LongeVC Invests in Stanford University Spinout Developing Epigenetic Programming

When it comes to scientific progress, there has always been a push to accomplish things and quickly make life-changing discoveries. Landing on the moon, discovering the structure of DNA and finding a COVID vaccine are just some of the examples where rapid innovation has led to momentous breakthroughs. 

Now we’re in a race to extend human life - in a healthy, balanced & accessible way for all.

At the heart of this science is cell conversion. Nobel Prize winner Shinya Yamanaka discovered in 2006 that mature cells could be converted back to stem cells by applying a specific cocktail of protein transcription factors. It recently sparked a multimillion-dollar funding round for a biotech company called Altos Labs, explored by one of our partners in a Cointelegraph article. Amazon founder Jeff Bezos is among those investors.

At LongeVC, we’ve been tracking this branch of longevity science closely. After in-depth research and several proposals considered, we selected the Stanford University spinout and promising startup Turn Bio to become a part of our investment portfolio. They’re developing mRNA medicines that promote partial epigenetic reprogramming to aged somatic cells. This reprogramming makes them return in time without losing differentiation. These cells regain vitality & youth, without having to revert fully to undifferentiated stem cells. 

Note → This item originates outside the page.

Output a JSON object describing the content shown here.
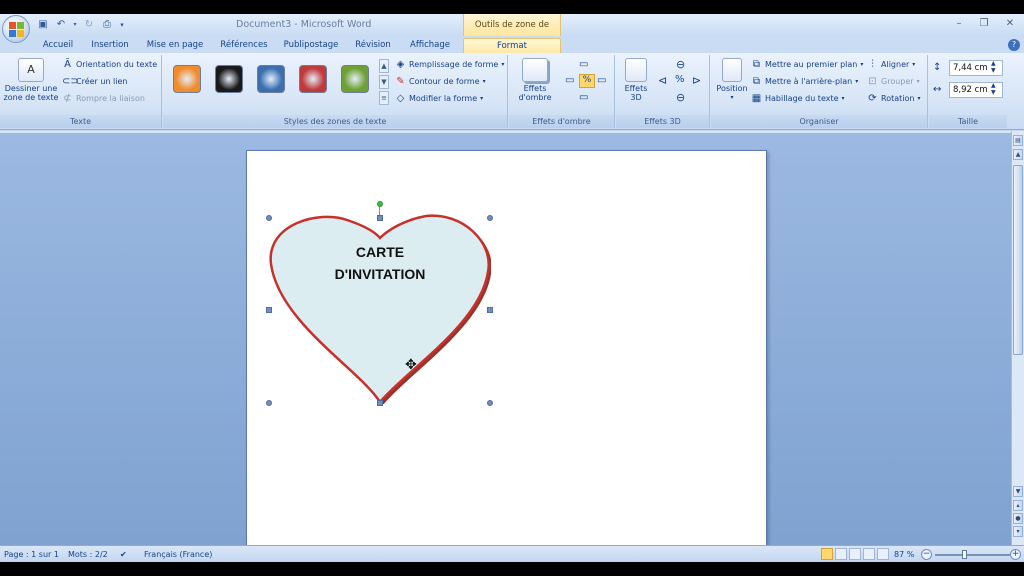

By controlling and limiting the cells’ exposure to both the dosing and timing of the transcription factors, Turn Bio can safely restore aged cells to a state where cell identity is maintained, while their effectiveness returns to that of a young state without resulting in malignant transformation. This kind of innovation has the potential to transform the sector’s approach to longevity and make a significant contribution to the way we look at ageing medicines.  

Turn Bio has selected therapeutic indications that: (1) rely on local delivery strategies instead of more complex systemic delivery ones, and (2) present a simplified regulatory landscape for IND approval. The company’s lead therapeutic programs are:

  • Dermatology: Lead program with target integrations including hair loss, hair color loss, wrinkles, scars, and purpura. The program is in a late preclinical stage and is expected to reach Phase 1 clinical trials in the second half of 2022.
  • Ophthalmology: This program leverages the closed-system nature of the eye. The target indications include a formulation to rejuvenate ocular tissues, including corneal, limbus, conjunctival epithelial cells and corneal endothelial cells. Turn Bio aims to cover an additional broad range of potential therapeutic indications.

We look forward to supporting Turn Bio in their mission to bring much-need mRNA medicines to market.